SK’s theatre thoughts

Sometimes theatre, sometimes theatrical

Between the Devil and the Deep Blue Sea

Posted by skattwin on May 26, 2008




1927’s Between the Devil and the Deep Blue Sea began as a series of experimentation, with Paul Barritt creating films to go along with Suzanne’s Andrade’s poems. Although two performers and much variety has been added since then, at times Devil felt like it was just that – a series of clever film techniques to give the audience something to look at while they listen to the stories. At other times, the text and animation combined to create something truly new – a structure that only exists in the juxtaposition of live performer, spoken word and animated story.

The effect is very different than what happens in Monkey: Journey to the West. In that show, when animation and live performer are combined, it is to envelope the performer in a world bigger than what is offered by the stage. When the animation then gives way to a full-stage scene, the stage looks bigger, like it has grown to encompass the world imagined by the film. In Devil, the animation traps the live performer in a world grown small and two-dimensional, restricting movement and free will. The trapped feeling echoes the stories, where innocent and not-so-innocent people find themselves in dark and gruesome circumstances, and go through it all with a glint in their eyes. It reminded me of a cross between the 1991 Addams Family movie (particularly the love with which Christina Ricci and Anjelica Huston expressed their sadism) and Broadway’s hit Shockheaded Peter, which told macabre tales of what happens to bad little boys and girls with gleeful abandon.

The two-dimensionalness of Devil is deliberate, as it uses the trope of silent movies to structure its tales. My favorites were the ones that truly combined live and film, such as the opening piece “The 9 Deaths of Choo Choo le Chat.” The live “cat” fell from animated buildings, was hit by an animated car, was set on animated fire by an animated devil, was electrocuted by animated lightning, and endured other animated indignities. Similarly clever, and far more poignant, was “Sinking Suburbia”, in which the fight for a better animated house led to animated topiari and a real saw destroying animated scenery. Though it was short, I thought this story gained the most meaning from the production style. The materialist suburban fight is animation in all its two-dimensional limitation.

I was puzzled by the section of audience participation. Suzanne Andrade and Esme Appleton play demented young girls periodically, looking for playmates to torture (they have parents buried in the back bedroom and do serious damage to a lodger and an au pair). (They have been likened by others to the twin girls in The Shining, although those demons don’t seem to do anything other than show up in hallways uninvited.) After doing away with their grandmother they want another playmate just as good, so they choose a young man from the audience and dress him up as grandmother. When they take him behind the screen we watch film of “him” running wildly through the woods, pursued by the demonic sisters.
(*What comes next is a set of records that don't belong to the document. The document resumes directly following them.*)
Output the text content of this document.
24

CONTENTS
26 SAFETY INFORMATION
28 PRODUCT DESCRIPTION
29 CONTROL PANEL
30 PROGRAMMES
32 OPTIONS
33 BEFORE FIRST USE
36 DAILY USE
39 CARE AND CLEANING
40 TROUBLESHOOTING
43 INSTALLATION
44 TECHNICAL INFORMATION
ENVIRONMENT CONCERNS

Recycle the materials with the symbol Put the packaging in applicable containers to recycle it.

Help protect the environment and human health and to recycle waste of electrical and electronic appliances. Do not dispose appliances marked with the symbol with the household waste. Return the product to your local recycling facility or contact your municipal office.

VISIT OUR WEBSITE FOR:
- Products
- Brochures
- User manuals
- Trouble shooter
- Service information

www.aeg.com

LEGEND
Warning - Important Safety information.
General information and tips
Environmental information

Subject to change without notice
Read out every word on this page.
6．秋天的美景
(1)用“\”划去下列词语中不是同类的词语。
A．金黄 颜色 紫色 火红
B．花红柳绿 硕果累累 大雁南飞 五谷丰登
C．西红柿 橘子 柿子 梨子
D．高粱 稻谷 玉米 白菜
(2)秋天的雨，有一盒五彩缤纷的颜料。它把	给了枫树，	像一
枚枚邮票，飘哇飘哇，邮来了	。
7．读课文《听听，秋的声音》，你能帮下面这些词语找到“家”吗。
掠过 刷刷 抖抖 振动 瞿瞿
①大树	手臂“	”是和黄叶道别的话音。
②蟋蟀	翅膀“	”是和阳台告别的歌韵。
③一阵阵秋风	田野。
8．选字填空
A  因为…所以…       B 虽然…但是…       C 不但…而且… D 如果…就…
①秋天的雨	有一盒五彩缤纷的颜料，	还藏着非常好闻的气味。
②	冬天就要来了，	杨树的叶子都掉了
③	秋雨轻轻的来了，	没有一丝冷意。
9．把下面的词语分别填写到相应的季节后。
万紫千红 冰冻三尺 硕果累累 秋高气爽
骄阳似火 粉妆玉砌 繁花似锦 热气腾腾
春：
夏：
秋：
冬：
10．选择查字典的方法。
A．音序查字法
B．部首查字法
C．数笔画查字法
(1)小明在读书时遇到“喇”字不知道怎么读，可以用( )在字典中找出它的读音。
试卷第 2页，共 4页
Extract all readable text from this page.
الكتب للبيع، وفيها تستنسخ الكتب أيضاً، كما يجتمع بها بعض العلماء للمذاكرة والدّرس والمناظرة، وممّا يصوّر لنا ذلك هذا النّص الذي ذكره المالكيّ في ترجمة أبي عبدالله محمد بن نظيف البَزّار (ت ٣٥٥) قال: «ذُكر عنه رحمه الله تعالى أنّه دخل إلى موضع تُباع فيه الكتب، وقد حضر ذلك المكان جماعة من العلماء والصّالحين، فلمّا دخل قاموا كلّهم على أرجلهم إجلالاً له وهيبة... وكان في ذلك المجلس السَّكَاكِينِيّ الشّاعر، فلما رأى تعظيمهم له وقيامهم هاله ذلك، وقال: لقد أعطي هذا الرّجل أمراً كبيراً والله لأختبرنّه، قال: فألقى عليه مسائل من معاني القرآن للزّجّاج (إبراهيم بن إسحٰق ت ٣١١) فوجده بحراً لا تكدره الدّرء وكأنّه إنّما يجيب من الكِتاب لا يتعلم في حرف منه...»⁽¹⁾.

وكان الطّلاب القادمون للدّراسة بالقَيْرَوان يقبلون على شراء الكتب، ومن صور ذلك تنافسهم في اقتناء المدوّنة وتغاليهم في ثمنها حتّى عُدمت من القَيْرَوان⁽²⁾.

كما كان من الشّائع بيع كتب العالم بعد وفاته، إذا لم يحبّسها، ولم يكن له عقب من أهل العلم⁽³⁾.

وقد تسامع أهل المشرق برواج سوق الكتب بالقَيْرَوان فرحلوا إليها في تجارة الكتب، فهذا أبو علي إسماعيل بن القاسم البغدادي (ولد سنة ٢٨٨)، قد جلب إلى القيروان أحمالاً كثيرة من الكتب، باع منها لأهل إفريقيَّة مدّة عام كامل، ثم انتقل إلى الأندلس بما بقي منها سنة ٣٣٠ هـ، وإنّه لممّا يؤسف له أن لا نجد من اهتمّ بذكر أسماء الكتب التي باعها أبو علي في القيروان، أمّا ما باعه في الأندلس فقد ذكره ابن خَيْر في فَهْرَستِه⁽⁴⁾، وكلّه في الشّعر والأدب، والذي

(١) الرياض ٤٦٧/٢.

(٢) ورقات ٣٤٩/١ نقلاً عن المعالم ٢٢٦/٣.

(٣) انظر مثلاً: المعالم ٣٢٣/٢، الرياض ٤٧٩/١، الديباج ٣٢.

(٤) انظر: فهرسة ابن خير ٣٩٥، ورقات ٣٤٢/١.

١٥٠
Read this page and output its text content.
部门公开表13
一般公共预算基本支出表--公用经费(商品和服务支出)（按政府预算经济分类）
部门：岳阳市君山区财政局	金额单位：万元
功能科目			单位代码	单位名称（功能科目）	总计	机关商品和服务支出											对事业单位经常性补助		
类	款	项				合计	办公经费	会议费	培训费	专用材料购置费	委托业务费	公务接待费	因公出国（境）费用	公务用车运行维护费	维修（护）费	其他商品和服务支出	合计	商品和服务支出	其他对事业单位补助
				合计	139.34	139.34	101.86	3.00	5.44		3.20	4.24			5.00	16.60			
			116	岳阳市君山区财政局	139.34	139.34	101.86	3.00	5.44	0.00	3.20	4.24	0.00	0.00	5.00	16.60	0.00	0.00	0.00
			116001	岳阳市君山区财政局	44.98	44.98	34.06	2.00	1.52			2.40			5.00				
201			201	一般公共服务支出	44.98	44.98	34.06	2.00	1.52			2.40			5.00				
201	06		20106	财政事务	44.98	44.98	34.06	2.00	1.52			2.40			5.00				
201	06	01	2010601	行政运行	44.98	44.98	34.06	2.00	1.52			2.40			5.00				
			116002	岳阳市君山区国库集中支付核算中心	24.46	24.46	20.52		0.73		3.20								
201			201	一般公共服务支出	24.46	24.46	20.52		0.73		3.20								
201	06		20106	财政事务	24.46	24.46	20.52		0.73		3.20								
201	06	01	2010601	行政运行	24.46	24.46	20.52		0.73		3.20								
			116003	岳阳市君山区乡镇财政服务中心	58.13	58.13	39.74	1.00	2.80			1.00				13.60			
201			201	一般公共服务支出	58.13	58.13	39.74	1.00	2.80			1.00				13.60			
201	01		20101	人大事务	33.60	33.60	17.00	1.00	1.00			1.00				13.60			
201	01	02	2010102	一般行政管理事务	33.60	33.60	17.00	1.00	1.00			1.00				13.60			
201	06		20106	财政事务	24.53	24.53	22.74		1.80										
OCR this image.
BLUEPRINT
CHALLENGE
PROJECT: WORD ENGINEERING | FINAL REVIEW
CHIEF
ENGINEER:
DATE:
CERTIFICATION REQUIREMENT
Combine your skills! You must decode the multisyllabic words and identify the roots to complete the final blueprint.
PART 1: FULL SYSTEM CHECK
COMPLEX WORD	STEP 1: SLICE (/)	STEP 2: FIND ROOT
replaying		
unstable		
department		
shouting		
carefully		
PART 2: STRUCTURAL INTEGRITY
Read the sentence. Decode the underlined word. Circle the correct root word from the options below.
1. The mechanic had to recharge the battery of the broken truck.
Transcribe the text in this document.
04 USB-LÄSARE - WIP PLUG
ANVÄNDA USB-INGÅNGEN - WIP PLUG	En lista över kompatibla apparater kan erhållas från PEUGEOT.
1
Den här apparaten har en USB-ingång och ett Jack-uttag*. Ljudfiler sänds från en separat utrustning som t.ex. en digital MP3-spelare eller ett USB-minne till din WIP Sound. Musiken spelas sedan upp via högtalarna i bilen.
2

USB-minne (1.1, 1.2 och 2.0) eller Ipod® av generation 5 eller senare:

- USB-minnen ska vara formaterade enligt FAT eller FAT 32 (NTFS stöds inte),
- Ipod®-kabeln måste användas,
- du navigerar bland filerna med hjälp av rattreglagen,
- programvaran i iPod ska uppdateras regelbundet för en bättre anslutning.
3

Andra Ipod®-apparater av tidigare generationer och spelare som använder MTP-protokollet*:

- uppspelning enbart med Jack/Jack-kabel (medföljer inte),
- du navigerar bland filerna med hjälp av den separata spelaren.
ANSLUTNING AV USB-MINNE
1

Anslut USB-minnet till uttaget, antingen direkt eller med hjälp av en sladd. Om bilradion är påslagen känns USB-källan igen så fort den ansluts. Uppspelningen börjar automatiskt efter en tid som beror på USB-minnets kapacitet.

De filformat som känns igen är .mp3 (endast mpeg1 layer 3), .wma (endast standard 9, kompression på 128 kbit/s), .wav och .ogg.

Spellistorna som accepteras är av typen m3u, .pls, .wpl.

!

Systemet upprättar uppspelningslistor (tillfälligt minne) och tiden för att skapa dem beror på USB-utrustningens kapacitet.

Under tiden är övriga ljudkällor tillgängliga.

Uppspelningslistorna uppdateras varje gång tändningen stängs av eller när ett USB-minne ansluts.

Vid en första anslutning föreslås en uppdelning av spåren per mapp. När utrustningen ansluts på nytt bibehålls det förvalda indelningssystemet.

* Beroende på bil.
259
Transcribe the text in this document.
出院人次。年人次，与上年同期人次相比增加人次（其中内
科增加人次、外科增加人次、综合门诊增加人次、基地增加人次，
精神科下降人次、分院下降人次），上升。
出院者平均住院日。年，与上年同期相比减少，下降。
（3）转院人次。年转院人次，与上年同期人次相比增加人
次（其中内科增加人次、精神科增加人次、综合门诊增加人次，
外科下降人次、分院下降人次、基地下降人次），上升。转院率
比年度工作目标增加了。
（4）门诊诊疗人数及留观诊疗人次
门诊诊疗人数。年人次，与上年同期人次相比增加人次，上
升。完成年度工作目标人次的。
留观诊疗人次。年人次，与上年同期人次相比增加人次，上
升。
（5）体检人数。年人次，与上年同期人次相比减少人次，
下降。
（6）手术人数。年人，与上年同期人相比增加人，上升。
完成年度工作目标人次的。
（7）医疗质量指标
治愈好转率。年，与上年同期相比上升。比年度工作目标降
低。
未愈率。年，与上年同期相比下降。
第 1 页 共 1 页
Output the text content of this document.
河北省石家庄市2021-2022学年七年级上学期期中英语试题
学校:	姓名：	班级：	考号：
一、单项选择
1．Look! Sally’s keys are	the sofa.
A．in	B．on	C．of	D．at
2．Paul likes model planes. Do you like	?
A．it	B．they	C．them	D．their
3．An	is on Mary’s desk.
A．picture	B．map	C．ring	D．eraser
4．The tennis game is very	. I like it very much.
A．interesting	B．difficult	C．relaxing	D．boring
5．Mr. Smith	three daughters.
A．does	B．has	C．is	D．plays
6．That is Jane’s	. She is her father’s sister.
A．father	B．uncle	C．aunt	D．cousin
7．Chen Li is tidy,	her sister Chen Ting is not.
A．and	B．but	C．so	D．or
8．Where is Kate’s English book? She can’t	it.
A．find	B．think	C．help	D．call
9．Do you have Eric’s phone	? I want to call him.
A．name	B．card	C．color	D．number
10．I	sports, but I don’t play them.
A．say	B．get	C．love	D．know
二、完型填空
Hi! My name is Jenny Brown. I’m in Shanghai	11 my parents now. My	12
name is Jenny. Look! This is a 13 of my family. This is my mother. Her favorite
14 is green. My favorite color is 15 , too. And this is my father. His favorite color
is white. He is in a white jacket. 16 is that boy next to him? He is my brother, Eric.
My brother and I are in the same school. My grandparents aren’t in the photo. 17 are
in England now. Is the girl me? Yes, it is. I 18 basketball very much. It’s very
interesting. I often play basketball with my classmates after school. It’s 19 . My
Other film techniques included object manipulation in dollhouses and a full sepia-toned cartoon, mostly sans live performers, of gingerbread men taking over the world. Although the title of the play suggests that there are difficult choices to be made in life, the devil wins every argument here hands-down (and in fact, slaps an angel down easily in the one moment where temptation is acknowledged in the traditional angel and devil on the shoulder way). This isn’t a play about choices – it’s about how the macabre side of life always has the upper hand. Perhaps that accounts for the two-dimensional, trapped feeling of the piece – there’s not really contemplation of options, just an embrace of the dark side, told with humor and innovation, pulling three-dimensional performers into the two-dimensional, animated world of the twisted.